Albin était un cabotin : issu d'une famille modeste, il était devenu l'homme de main d'un important mais pas moins véreux armateur et excellait dans l'art du déguisement. Ainsi, batifolant dans des affaires d'envergures et de mauvais augures, Albin passa sa vie à se camoufler pour sauver sa peau et ses os. Lescroc n'avait pourtant pas le physique de l'acteur : surplombait une carrure imposante, un faciès disgracieux et simplet, surmonté d'une tignasse d'un roux criard. Physique malpropre pour un homme de qualité. Le colosse s'appliquait en effet corps et âme dans les missions qu'on lui confiait, et, toujours, triomphait. Outre ses multiples qualités, Albin avait un autre atout majeur : son mutisme.
Une fois servi, le féroce se retourna, surplombant la salle toute entière. Toutefois, il savait rester discret et personne ne faisait réellement attention à lui : silencieux, il se contentait d'observer.
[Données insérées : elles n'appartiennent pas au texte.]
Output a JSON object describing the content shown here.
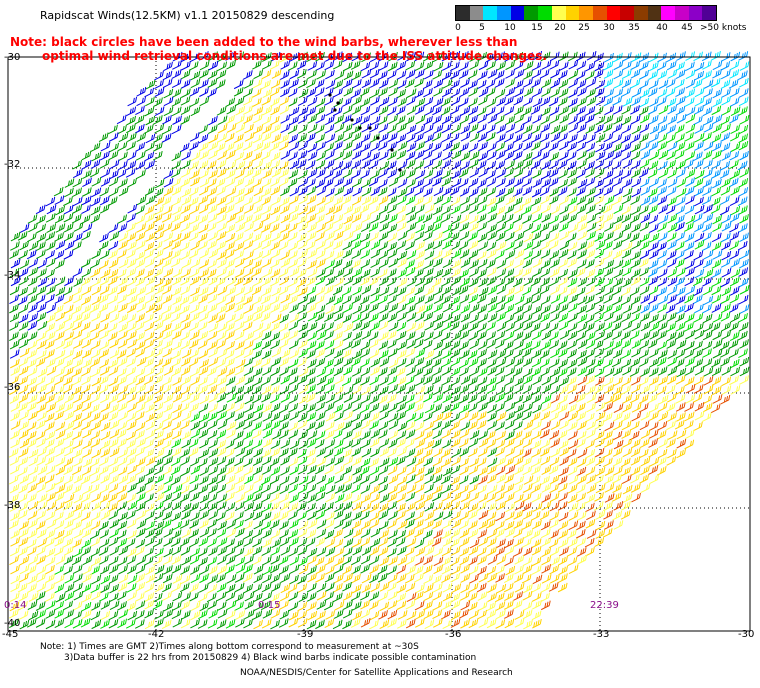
{
  "title": "Rapidscat Winds(12.5KM) v1.1 20150829 descending",
  "note_line1": "Note: black circles have been added to the wind barbs, wherever less than",
  "note_line2": "optimal wind retrieval conditions are met due to the ISS attitude changes.",
  "legend": {
    "labels": [
      "0",
      "5",
      "10",
      "15",
      "20",
      "25",
      "30",
      "35",
      "40",
      "45",
      ">50 knots"
    ],
    "colors": [
      "#2c2c2c",
      "#8c8c8c",
      "#00e6ff",
      "#0096ff",
      "#0000e6",
      "#009a00",
      "#00dc00",
      "#ffff50",
      "#ffd200",
      "#ff9600",
      "#e65000",
      "#ff0000",
      "#c80000",
      "#8c3c00",
      "#503214",
      "#ff00ff",
      "#c800c8",
      "#8c00c8",
      "#500096"
    ]
  },
  "lat_labels": [
    "-30",
    "-32",
    "-34",
    "-36",
    "-38",
    "-40"
  ],
  "lon_labels": [
    "-45",
    "-42",
    "-39",
    "-36",
    "-33",
    "-30"
  ],
  "time_labels": [
    "0:14",
    "0:15",
    "22:39"
  ],
  "footer": {
    "line1": "Note: 1) Times are GMT 2)Times along bottom correspond to measurement at ~30S",
    "line2": "3)Data buffer is 22 hrs from 20150829 4) Black wind barbs indicate possible contamination",
    "credit": "NOAA/NESDIS/Center for Satellite Applications and Research"
  }
}
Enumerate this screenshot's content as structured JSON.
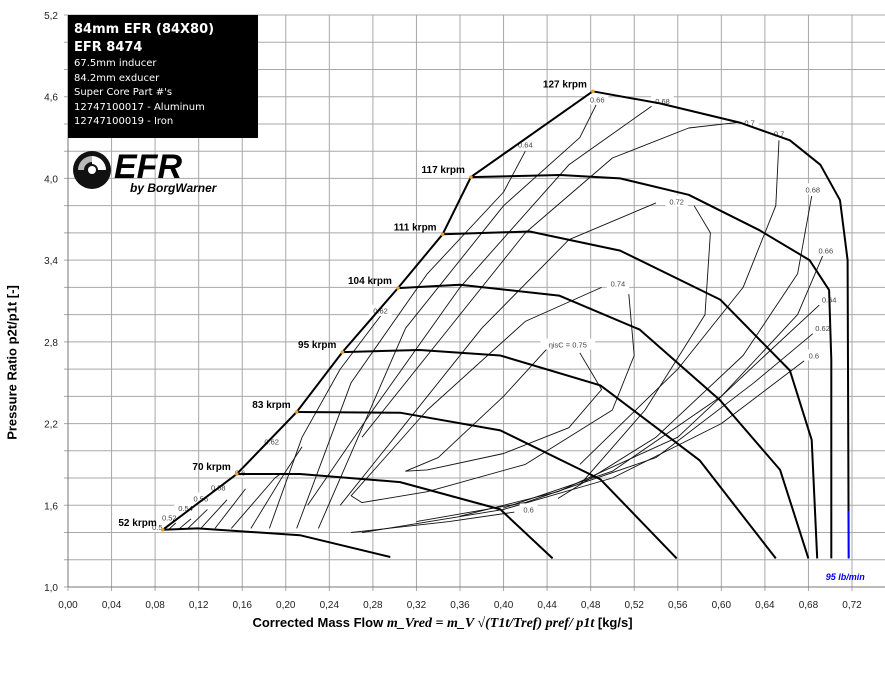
{
  "infobox": {
    "title": "84mm EFR  (84X80)",
    "model": "EFR 8474",
    "lines": [
      "67.5mm inducer",
      "84.2mm exducer",
      "Super Core Part #'s",
      "12747100017 - Aluminum",
      "12747100019 - Iron"
    ]
  },
  "logo": {
    "text": "EFR",
    "subtext": "by BorgWarner"
  },
  "chart_data": {
    "type": "line",
    "title": "",
    "xlabel": "Corrected Mass Flow",
    "xlabel_formula": "m_Vred = m_V √(T1t/Tref) pref/ p1t",
    "xlabel_unit": "[kg/s]",
    "ylabel": "Pressure Ratio p2t/p1t [-]",
    "xlim": [
      0,
      0.75
    ],
    "ylim": [
      1.0,
      5.2
    ],
    "grid": true,
    "x_ticks": [
      "0,00",
      "0,04",
      "0,08",
      "0,12",
      "0,16",
      "0,20",
      "0,24",
      "0,28",
      "0,32",
      "0,36",
      "0,40",
      "0,44",
      "0,48",
      "0,52",
      "0,56",
      "0,60",
      "0,64",
      "0,68",
      "0,72"
    ],
    "y_ticks": [
      "1,0",
      "1,6",
      "2,2",
      "2,8",
      "3,4",
      "4,0",
      "4,6",
      "5,2"
    ],
    "speed_lines": [
      {
        "name": "52 krpm",
        "points": [
          [
            0.087,
            1.42
          ],
          [
            0.119,
            1.43
          ],
          [
            0.213,
            1.38
          ],
          [
            0.296,
            1.22
          ]
        ]
      },
      {
        "name": "70 krpm",
        "points": [
          [
            0.155,
            1.83
          ],
          [
            0.213,
            1.83
          ],
          [
            0.305,
            1.77
          ],
          [
            0.397,
            1.57
          ],
          [
            0.445,
            1.21
          ]
        ]
      },
      {
        "name": "83 krpm",
        "points": [
          [
            0.21,
            2.285
          ],
          [
            0.305,
            2.28
          ],
          [
            0.397,
            2.15
          ],
          [
            0.489,
            1.79
          ],
          [
            0.559,
            1.21
          ]
        ]
      },
      {
        "name": "95 krpm",
        "points": [
          [
            0.252,
            2.725
          ],
          [
            0.323,
            2.74
          ],
          [
            0.397,
            2.7
          ],
          [
            0.489,
            2.48
          ],
          [
            0.58,
            1.93
          ],
          [
            0.65,
            1.21
          ]
        ]
      },
      {
        "name": "104 krpm",
        "points": [
          [
            0.303,
            3.195
          ],
          [
            0.36,
            3.22
          ],
          [
            0.451,
            3.14
          ],
          [
            0.525,
            2.89
          ],
          [
            0.599,
            2.37
          ],
          [
            0.654,
            1.86
          ],
          [
            0.68,
            1.21
          ]
        ]
      },
      {
        "name": "111 krpm",
        "points": [
          [
            0.344,
            3.59
          ],
          [
            0.424,
            3.61
          ],
          [
            0.507,
            3.47
          ],
          [
            0.599,
            3.11
          ],
          [
            0.663,
            2.59
          ],
          [
            0.683,
            2.08
          ],
          [
            0.688,
            1.21
          ]
        ]
      },
      {
        "name": "117 krpm",
        "points": [
          [
            0.37,
            4.01
          ],
          [
            0.452,
            4.025
          ],
          [
            0.507,
            4.0
          ],
          [
            0.57,
            3.88
          ],
          [
            0.635,
            3.62
          ],
          [
            0.681,
            3.4
          ],
          [
            0.699,
            3.18
          ],
          [
            0.701,
            2.67
          ],
          [
            0.701,
            1.21
          ]
        ]
      },
      {
        "name": "127 krpm",
        "points": [
          [
            0.482,
            4.64
          ],
          [
            0.544,
            4.55
          ],
          [
            0.617,
            4.41
          ],
          [
            0.663,
            4.28
          ],
          [
            0.691,
            4.1
          ],
          [
            0.709,
            3.84
          ],
          [
            0.716,
            3.4
          ],
          [
            0.717,
            1.21
          ]
        ]
      }
    ],
    "surge_line": [
      [
        0.087,
        1.42
      ],
      [
        0.155,
        1.83
      ],
      [
        0.21,
        2.285
      ],
      [
        0.252,
        2.725
      ],
      [
        0.303,
        3.195
      ],
      [
        0.344,
        3.59
      ],
      [
        0.37,
        4.01
      ],
      [
        0.482,
        4.64
      ]
    ],
    "efficiency_contours": [
      {
        "label": "0.5",
        "label_at": [
          0.082,
          1.44
        ],
        "points": [
          [
            0.092,
            1.42
          ],
          [
            0.099,
            1.47
          ]
        ]
      },
      {
        "label": "0.52",
        "label_at": [
          0.093,
          1.51
        ],
        "points": [
          [
            0.101,
            1.42
          ],
          [
            0.113,
            1.5
          ]
        ]
      },
      {
        "label": "0.54",
        "label_at": [
          0.108,
          1.58
        ],
        "points": [
          [
            0.11,
            1.43
          ],
          [
            0.128,
            1.57
          ]
        ]
      },
      {
        "label": "0.56",
        "label_at": [
          0.122,
          1.65
        ],
        "points": [
          [
            0.122,
            1.43
          ],
          [
            0.146,
            1.64
          ]
        ]
      },
      {
        "label": "0.58",
        "label_at": [
          0.138,
          1.73
        ],
        "points": [
          [
            0.135,
            1.43
          ],
          [
            0.163,
            1.72
          ]
        ]
      },
      {
        "label": "0.6",
        "label_at": [
          0.158,
          1.84
        ],
        "points": [
          [
            0.15,
            1.43
          ],
          [
            0.19,
            1.8
          ],
          [
            0.195,
            1.83
          ]
        ]
      },
      {
        "label": "0.62",
        "label_at": [
          0.187,
          2.07
        ],
        "points": [
          [
            0.168,
            1.43
          ],
          [
            0.2,
            1.85
          ],
          [
            0.215,
            2.03
          ]
        ]
      },
      {
        "label": "0.62",
        "label_at": [
          0.287,
          3.03
        ],
        "points": [
          [
            0.287,
            2.99
          ],
          [
            0.25,
            2.6
          ],
          [
            0.215,
            2.1
          ],
          [
            0.185,
            1.43
          ]
        ]
      },
      {
        "label": "0.64",
        "label_at": [
          0.42,
          4.25
        ],
        "points": [
          [
            0.42,
            4.2
          ],
          [
            0.4,
            3.9
          ],
          [
            0.33,
            3.3
          ],
          [
            0.26,
            2.5
          ],
          [
            0.21,
            1.43
          ]
        ]
      },
      {
        "label": "0.66",
        "label_at": [
          0.486,
          4.58
        ],
        "points": [
          [
            0.485,
            4.54
          ],
          [
            0.47,
            4.3
          ],
          [
            0.4,
            3.8
          ],
          [
            0.31,
            2.9
          ],
          [
            0.23,
            1.43
          ]
        ]
      },
      {
        "label": "0.68",
        "label_at": [
          0.546,
          4.57
        ],
        "points": [
          [
            0.536,
            4.53
          ],
          [
            0.46,
            4.1
          ],
          [
            0.36,
            3.2
          ],
          [
            0.28,
            2.3
          ],
          [
            0.22,
            1.6
          ]
        ]
      },
      {
        "label": "0.7",
        "label_at": [
          0.626,
          4.41
        ],
        "points": [
          [
            0.614,
            4.41
          ],
          [
            0.57,
            4.37
          ],
          [
            0.5,
            4.15
          ],
          [
            0.42,
            3.6
          ],
          [
            0.34,
            2.8
          ],
          [
            0.27,
            2.1
          ]
        ]
      },
      {
        "label": "0.72",
        "label_at": [
          0.559,
          3.83
        ],
        "points": [
          [
            0.54,
            3.82
          ],
          [
            0.46,
            3.55
          ],
          [
            0.38,
            2.9
          ],
          [
            0.3,
            2.1
          ],
          [
            0.25,
            1.6
          ]
        ]
      },
      {
        "label": "0.74",
        "label_at": [
          0.505,
          3.23
        ],
        "points": [
          [
            0.49,
            3.2
          ],
          [
            0.42,
            2.95
          ],
          [
            0.33,
            2.3
          ],
          [
            0.26,
            1.67
          ],
          [
            0.27,
            1.62
          ],
          [
            0.33,
            1.7
          ],
          [
            0.42,
            1.9
          ],
          [
            0.5,
            2.3
          ],
          [
            0.52,
            2.7
          ],
          [
            0.515,
            3.15
          ]
        ]
      },
      {
        "label": "ηisC = 0.75",
        "label_at": [
          0.459,
          2.78
        ],
        "points": [
          [
            0.44,
            2.75
          ],
          [
            0.4,
            2.4
          ],
          [
            0.34,
            1.95
          ],
          [
            0.31,
            1.85
          ],
          [
            0.33,
            1.86
          ],
          [
            0.4,
            1.98
          ],
          [
            0.46,
            2.17
          ],
          [
            0.49,
            2.45
          ],
          [
            0.47,
            2.72
          ]
        ]
      },
      {
        "label": "0.7",
        "label_at": [
          0.653,
          4.33
        ],
        "points": [
          [
            0.653,
            4.28
          ],
          [
            0.65,
            3.8
          ],
          [
            0.62,
            3.2
          ],
          [
            0.56,
            2.6
          ],
          [
            0.47,
            1.9
          ]
        ]
      },
      {
        "label": "0.72",
        "label_at": null,
        "points": [
          [
            0.575,
            3.8
          ],
          [
            0.59,
            3.6
          ],
          [
            0.585,
            3.0
          ],
          [
            0.53,
            2.3
          ],
          [
            0.47,
            1.75
          ]
        ]
      },
      {
        "label": "0.68",
        "label_at": [
          0.684,
          3.92
        ],
        "points": [
          [
            0.683,
            3.87
          ],
          [
            0.67,
            3.3
          ],
          [
            0.62,
            2.7
          ],
          [
            0.54,
            2.1
          ],
          [
            0.45,
            1.65
          ]
        ]
      },
      {
        "label": "0.66",
        "label_at": [
          0.696,
          3.47
        ],
        "points": [
          [
            0.693,
            3.43
          ],
          [
            0.67,
            3.0
          ],
          [
            0.6,
            2.4
          ],
          [
            0.5,
            1.85
          ],
          [
            0.4,
            1.58
          ]
        ]
      },
      {
        "label": "0.64",
        "label_at": [
          0.699,
          3.11
        ],
        "points": [
          [
            0.69,
            3.07
          ],
          [
            0.64,
            2.7
          ],
          [
            0.56,
            2.1
          ],
          [
            0.45,
            1.7
          ],
          [
            0.36,
            1.52
          ]
        ]
      },
      {
        "label": "0.62",
        "label_at": [
          0.693,
          2.9
        ],
        "points": [
          [
            0.684,
            2.86
          ],
          [
            0.63,
            2.5
          ],
          [
            0.54,
            1.95
          ],
          [
            0.42,
            1.62
          ],
          [
            0.32,
            1.48
          ]
        ]
      },
      {
        "label": "0.6",
        "label_at": [
          0.685,
          2.7
        ],
        "points": [
          [
            0.676,
            2.66
          ],
          [
            0.6,
            2.2
          ],
          [
            0.5,
            1.8
          ],
          [
            0.4,
            1.57
          ],
          [
            0.27,
            1.4
          ]
        ]
      },
      {
        "label": "0.6",
        "label_at": [
          0.423,
          1.57
        ],
        "points": [
          [
            0.26,
            1.4
          ],
          [
            0.35,
            1.48
          ],
          [
            0.41,
            1.55
          ]
        ]
      }
    ],
    "max_flow_marker": {
      "label": "95 lb/min",
      "x": 0.717,
      "y_range": [
        1.21,
        1.56
      ],
      "color": "#0000ff"
    }
  }
}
Il s'attarda alors sur un visage en particulier, un faciès marqué, une face abîmée. Il en étudia les traits, les scissures, les reflets. C'était elle, là, si près. Il se prit alors à rêvasser, tristes songes en réalité.
En effet, il y avait dix-sept ans, le féroce avait fait ce qu'il ne fit pas régulièrement au cours de ses longues années de service. Accompagnant l'armateur chez une amante italienne, la masse sauva la malheureuse progéniture du pragmatisme d'un père scrupuleux. La mère n'eut pas cette chance et succomba sous les ordres de l'ancien galant. Découvrant les faits, le maître, horrifié à l'idée d'être encombré d'une quelconque manière par cette engeance problématique, la confia à son homme de main. Celui-ci avait pour mission de l'enfermer dans un couvent lointain afin d'éviter à la vérité d'éclater. C'est ainsi qu'Albin fut probablement l'un des protagonistes les plus importants de la vie d'Ombeline Lisreux Corleone, lui épargnant une mort douloureuse pour des années de réclusion.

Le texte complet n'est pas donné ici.